Ils ne sont pas peu nombreux, ceux qui suggèrent que, dans le contexte de crise du 'welfare state' et de la diminution relative des ressources dont résulte un besoin de réduire les dépenses sanitaires, la loi devrait pousser les médecins à exclure certaines catégories de personnes, en premier lieu les plus âgés, des thérapies les plus coûteuses.
Certains soutiennent même que, parce que la médecine moderne est responsable de la survie d'un nombre croissant de personnes porteuses de handicaps ou avec une qualité de vie très réduite, il devrait lui incomber de soulager, par des mesures adéquates, telles que la suspension de traitements et de nutrition et hydratation artificielles, etc. - une charge devenue insoutenable pour la société.
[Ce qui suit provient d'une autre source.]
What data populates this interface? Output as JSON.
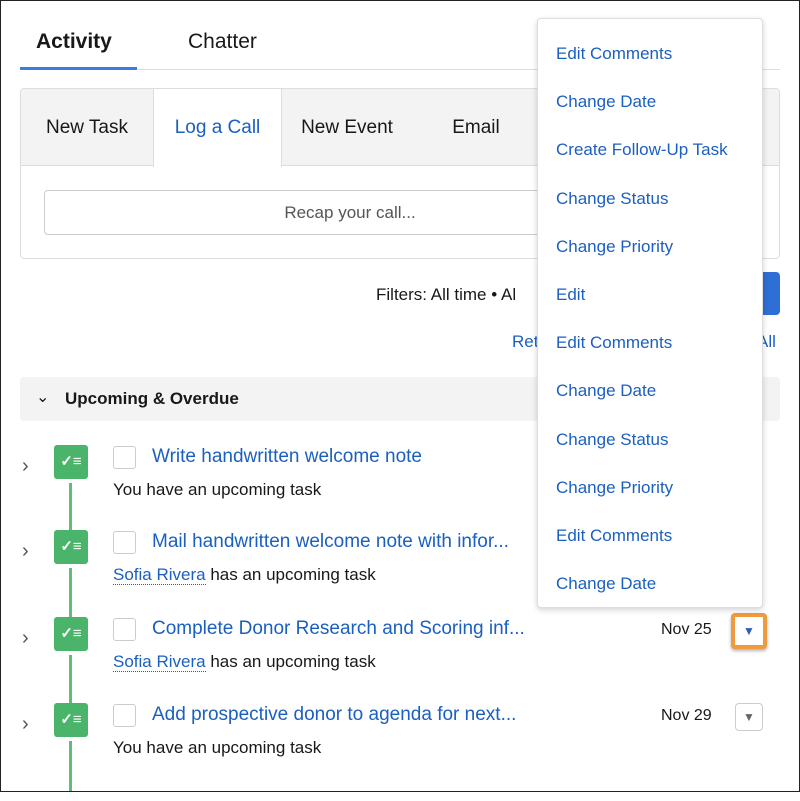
{
  "tabs": [
    {
      "label": "Activity",
      "selected": true
    },
    {
      "label": "Chatter",
      "selected": false
    }
  ],
  "composer": {
    "tabs": [
      "New Task",
      "Log a Call",
      "New Event",
      "Email"
    ],
    "active": "Log a Call",
    "placeholder": "Recap your call..."
  },
  "filters": {
    "text": "Filters: All time • Al",
    "links": [
      "Ret",
      "All"
    ]
  },
  "section": {
    "title": "Upcoming & Overdue"
  },
  "tasks": [
    {
      "title": "Write handwritten welcome note",
      "who": "",
      "sub": "You have an upcoming task",
      "date": ""
    },
    {
      "title": "Mail handwritten welcome note with infor...",
      "who": "Sofia Rivera",
      "sub": " has an upcoming task",
      "date": ""
    },
    {
      "title": "Complete Donor Research and Scoring inf...",
      "who": "Sofia Rivera",
      "sub": " has an upcoming task",
      "date": "Nov 25"
    },
    {
      "title": "Add prospective donor to agenda for next...",
      "who": "",
      "sub": "You have an upcoming task",
      "date": "Nov 29"
    }
  ],
  "menu": [
    "Edit Comments",
    "Change Date",
    "Create Follow-Up Task",
    "Change Status",
    "Change Priority",
    "Edit",
    "Edit Comments",
    "Change Date",
    "Change Status",
    "Change Priority",
    "Edit Comments",
    "Change Date"
  ],
  "colors": {
    "accent": "#1b5fc1",
    "task_icon": "#4bb46b",
    "focus": "#ef9a3c"
  }
}
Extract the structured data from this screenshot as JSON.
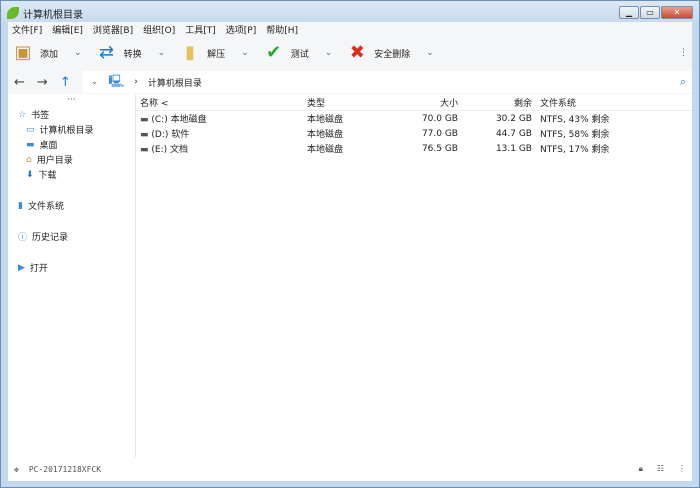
{
  "window": {
    "title": "计算机根目录"
  },
  "menu": [
    "文件[F]",
    "编辑[E]",
    "浏览器[B]",
    "组织[O]",
    "工具[T]",
    "选项[P]",
    "帮助[H]"
  ],
  "toolbar": [
    {
      "label": "添加",
      "icon": "📦",
      "color": "#c8943c"
    },
    {
      "label": "转换",
      "icon": "⇄",
      "color": "#1a78c8"
    },
    {
      "label": "解压",
      "icon": "▮",
      "color": "#e8c15a"
    },
    {
      "label": "测试",
      "icon": "✔",
      "color": "#2ea82e"
    },
    {
      "label": "安全删除",
      "icon": "✖",
      "color": "#d9301e"
    }
  ],
  "address": {
    "path": "计算机根目录"
  },
  "sidebar": {
    "bookmarks": "书签",
    "items": [
      "计算机根目录",
      "桌面",
      "用户目录",
      "下载"
    ],
    "filesystem": "文件系统",
    "history": "历史记录",
    "open": "打开"
  },
  "table": {
    "headers": [
      "名称 <",
      "类型",
      "大小",
      "剩余",
      "文件系统"
    ],
    "rows": [
      [
        "(C:) 本地磁盘",
        "本地磁盘",
        "70.0 GB",
        "30.2 GB",
        "NTFS, 43% 剩余"
      ],
      [
        "(D:) 软件",
        "本地磁盘",
        "77.0 GB",
        "44.7 GB",
        "NTFS, 58% 剩余"
      ],
      [
        "(E:) 文档",
        "本地磁盘",
        "76.5 GB",
        "13.1 GB",
        "NTFS, 17% 剩余"
      ]
    ]
  },
  "status": {
    "computer": "PC-20171218XFCK"
  }
}
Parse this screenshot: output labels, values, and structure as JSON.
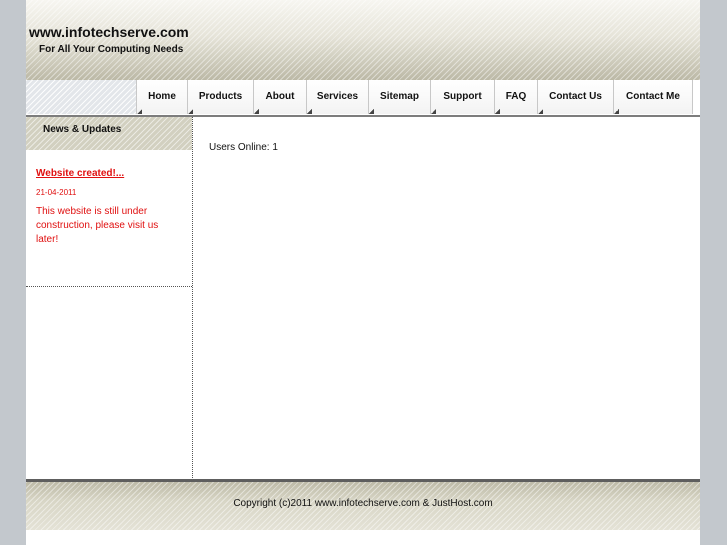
{
  "header": {
    "site_title": "www.infotechserve.com",
    "tagline": "For All Your Computing Needs"
  },
  "nav": {
    "items": [
      {
        "label": "Home"
      },
      {
        "label": "Products"
      },
      {
        "label": "About"
      },
      {
        "label": "Services"
      },
      {
        "label": "Sitemap"
      },
      {
        "label": "Support"
      },
      {
        "label": "FAQ"
      },
      {
        "label": "Contact Us"
      },
      {
        "label": "Contact Me"
      }
    ]
  },
  "sidebar": {
    "title": "News & Updates",
    "news": {
      "headline": "Website created!...",
      "date": "21-04-2011",
      "body": "This website is still under construction, please visit us later!"
    }
  },
  "main": {
    "users_online": "Users Online: 1"
  },
  "footer": {
    "copyright": "Copyright (c)2011 www.infotechserve.com & JustHost.com"
  },
  "colors": {
    "news_red": "#e01010",
    "page_bg": "#c3c8cd"
  }
}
Il est clair que les lois favorisant l'euthanasie contribuent et accentuent ces pentes glissantes qui menacent notre culture ou inculture.
Un débat actif
« Conformément à la déclaration 'Lura et bona' de la Congrégation pour la doctrine de la foi, en 1980 et aux numéros 65-67 de l'Encyclique 'Evangelium Vitae' de 1995, le Saint-Père promeut dans son message de Carême de cette année une attitude humaniste d'un tout autre genre.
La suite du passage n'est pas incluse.